Run Gemma 4 on iPhone at 40 Tokens/Sec with MLX

Integrate MLX Swift LM for On-Device LLM Apps

To build iOS, iPadOS, or macOS apps running LLMs locally on Apple Silicon, install the MLX Swift LM GitHub repo—a framework optimized by Apple for iPhone and Mac chips. The API is straightforward: pass a Hugging Face model ID, and it auto-downloads and runs the model. Implementation takes under 10 minutes, enabling native chatbots like Locally AI, which supports Gemma 4, Qwen, Small LM, and Apple Foundation models. For Python/Mac apps, use MLX variants like MLX VLM for vision-language or MLX Audio for speech. This setup ensures fully offline, optimized performance without cloud dependency.

Quantization is key for iPhone: select 4-8 bit versions from Hugging Face's MLX Community (nearly 5,000 models, quantized in 4-bit/6-bit/8-bit within 30 minutes of release). Avoid under 4-bit due to quality loss; full-precision models exceed device limits (e.g., 1-3GB downloads). Example: Gemma 4 4-bit or 8-bit runs smoothly, while tiny 300-350M parameter models enable Shortcuts automation for text processing.

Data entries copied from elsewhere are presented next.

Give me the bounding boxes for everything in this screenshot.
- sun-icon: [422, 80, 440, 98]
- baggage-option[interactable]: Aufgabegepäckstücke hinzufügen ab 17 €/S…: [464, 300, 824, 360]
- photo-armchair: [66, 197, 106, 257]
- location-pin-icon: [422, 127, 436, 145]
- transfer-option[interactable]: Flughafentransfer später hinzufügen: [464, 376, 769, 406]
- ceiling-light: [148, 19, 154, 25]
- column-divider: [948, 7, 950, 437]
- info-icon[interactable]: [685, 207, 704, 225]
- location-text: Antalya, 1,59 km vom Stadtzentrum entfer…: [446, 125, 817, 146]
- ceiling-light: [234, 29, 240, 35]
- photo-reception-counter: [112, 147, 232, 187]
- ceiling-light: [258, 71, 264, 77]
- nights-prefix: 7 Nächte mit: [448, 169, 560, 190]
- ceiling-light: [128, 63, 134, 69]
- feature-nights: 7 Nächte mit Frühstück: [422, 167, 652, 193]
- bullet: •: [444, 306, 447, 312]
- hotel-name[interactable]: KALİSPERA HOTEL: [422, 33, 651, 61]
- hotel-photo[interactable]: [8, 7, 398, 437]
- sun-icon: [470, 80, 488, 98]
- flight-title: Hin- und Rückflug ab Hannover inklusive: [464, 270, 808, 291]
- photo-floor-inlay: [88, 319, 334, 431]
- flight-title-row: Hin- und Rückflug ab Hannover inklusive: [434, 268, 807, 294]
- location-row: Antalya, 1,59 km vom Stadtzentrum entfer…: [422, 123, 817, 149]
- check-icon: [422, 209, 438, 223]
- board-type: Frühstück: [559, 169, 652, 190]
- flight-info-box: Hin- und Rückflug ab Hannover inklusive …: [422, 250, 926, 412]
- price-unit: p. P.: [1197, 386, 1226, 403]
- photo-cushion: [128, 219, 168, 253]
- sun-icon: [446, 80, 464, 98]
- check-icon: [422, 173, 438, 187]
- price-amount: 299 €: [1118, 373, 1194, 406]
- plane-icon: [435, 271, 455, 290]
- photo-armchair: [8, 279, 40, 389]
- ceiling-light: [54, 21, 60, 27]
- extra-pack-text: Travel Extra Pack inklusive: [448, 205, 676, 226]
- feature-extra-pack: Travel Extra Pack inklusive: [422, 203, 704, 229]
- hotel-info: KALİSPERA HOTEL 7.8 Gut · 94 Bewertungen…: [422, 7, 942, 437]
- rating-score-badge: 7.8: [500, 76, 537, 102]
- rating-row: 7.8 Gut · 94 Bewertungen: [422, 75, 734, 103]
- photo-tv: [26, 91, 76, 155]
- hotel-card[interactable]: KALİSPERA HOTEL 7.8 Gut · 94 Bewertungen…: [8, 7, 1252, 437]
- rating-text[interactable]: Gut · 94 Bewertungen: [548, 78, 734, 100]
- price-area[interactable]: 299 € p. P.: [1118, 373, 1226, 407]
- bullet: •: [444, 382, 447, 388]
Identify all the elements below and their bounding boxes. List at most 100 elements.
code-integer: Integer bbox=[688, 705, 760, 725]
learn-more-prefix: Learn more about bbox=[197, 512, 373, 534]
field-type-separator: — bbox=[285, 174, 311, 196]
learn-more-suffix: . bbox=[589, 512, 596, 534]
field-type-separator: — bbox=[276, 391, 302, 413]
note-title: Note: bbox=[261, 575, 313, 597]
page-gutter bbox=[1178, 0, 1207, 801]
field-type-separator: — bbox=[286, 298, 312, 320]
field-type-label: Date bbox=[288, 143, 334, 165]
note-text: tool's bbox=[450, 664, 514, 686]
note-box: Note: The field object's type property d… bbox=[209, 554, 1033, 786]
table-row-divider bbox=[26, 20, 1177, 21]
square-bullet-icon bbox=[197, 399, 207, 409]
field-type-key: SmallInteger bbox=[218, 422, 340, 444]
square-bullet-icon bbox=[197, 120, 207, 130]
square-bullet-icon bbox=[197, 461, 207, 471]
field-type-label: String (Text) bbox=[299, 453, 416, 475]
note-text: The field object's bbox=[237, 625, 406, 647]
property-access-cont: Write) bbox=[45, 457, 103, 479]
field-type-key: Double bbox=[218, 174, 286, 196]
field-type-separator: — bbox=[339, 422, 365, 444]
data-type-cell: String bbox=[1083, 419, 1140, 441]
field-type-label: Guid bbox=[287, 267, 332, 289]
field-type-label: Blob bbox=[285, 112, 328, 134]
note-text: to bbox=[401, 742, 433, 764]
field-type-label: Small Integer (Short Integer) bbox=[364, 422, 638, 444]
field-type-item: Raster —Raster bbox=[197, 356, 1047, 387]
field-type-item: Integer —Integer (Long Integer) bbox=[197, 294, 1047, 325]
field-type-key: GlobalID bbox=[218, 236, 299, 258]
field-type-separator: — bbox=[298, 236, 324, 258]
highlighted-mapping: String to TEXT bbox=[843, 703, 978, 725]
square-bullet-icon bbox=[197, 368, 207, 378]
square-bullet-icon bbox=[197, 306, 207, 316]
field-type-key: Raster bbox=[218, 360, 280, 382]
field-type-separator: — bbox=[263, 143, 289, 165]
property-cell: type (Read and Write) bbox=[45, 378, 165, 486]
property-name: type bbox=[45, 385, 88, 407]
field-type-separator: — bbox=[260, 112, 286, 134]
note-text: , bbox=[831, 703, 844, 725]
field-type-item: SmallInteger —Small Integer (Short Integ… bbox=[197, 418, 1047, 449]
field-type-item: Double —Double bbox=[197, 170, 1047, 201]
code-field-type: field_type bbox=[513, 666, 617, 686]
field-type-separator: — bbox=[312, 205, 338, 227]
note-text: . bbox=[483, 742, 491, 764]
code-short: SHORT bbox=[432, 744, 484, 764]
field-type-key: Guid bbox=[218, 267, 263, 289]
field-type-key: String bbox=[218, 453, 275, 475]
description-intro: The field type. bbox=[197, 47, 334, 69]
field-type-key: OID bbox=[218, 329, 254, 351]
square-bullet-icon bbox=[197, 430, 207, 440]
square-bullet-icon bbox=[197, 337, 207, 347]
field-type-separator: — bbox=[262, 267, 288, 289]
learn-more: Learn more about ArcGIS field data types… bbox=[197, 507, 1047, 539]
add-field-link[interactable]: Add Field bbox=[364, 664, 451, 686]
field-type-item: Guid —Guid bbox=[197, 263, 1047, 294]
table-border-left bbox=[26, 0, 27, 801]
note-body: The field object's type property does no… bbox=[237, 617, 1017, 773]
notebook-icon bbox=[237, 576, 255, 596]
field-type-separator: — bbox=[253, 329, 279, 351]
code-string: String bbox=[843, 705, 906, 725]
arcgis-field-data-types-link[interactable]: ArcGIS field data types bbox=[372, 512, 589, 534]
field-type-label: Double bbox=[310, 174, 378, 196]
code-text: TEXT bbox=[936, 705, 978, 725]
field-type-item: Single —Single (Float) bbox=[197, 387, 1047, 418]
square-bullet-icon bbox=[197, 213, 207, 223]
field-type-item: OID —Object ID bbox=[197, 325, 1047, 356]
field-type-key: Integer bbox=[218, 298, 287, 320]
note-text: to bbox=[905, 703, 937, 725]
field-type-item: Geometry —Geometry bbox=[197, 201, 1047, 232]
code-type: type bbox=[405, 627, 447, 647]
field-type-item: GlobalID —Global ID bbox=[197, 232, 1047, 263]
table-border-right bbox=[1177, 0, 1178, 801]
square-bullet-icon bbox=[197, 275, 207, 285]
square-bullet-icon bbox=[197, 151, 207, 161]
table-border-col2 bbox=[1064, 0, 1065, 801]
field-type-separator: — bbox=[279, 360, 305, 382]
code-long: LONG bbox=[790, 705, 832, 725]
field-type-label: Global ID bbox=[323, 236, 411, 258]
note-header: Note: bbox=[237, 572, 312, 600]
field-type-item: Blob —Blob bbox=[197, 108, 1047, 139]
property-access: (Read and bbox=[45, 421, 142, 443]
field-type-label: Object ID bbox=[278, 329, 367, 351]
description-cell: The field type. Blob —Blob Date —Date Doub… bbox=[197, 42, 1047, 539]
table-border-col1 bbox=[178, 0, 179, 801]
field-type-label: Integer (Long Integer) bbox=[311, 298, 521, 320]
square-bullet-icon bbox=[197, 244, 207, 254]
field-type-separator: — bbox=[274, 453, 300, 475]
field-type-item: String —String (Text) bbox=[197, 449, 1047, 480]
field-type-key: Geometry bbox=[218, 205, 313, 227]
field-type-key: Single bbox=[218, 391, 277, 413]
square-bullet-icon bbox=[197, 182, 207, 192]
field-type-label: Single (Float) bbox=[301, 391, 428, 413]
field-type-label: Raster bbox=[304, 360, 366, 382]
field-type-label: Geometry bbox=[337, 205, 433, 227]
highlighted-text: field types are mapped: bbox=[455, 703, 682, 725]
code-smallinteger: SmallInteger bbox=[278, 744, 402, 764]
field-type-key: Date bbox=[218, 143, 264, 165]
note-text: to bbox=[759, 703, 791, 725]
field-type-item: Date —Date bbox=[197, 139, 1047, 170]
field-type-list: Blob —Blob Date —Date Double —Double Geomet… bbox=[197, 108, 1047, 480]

Benchmark Performance and Real-World Speed

On latest iPhones, Gemma 4 4-bit quantized hits 40 tokens/second with streaming—fast enough for responsive chat UIs generating long outputs in seconds. Older iPhones deliver 20 tokens/second, still viable for most apps. Demo shows live, offline generation rivaling cloud speed without latency. Trade-offs: model size (1-3GB) is the main barrier, but shrinking models and improving hardware (e.g., next iPhone) boost usability. Enable non-streaming for batch tasks or streaming for interactive use.

MLX Swift LM supports tool calling (improved in recent models), though structured generation requires third-party packages from Hugging Face. The ecosystem expands to Omni models for text-to-speech, speech-to-speech, image/video generation.

Try and Scale with Apps and Servers

Test via free Locally AI app (App Store, QR code)—select verified MLX-compatible models; not all Hugging Face uploads work perfectly on iPhone. Recently acquired by LM Studio, which downloads/runs models via Llama.cpp or MLX, exposes OpenAI/Anthropic-compatible servers for app integration. This combo lets you prototype on-device, scale to local servers, and compare engines for optimal speed/quality.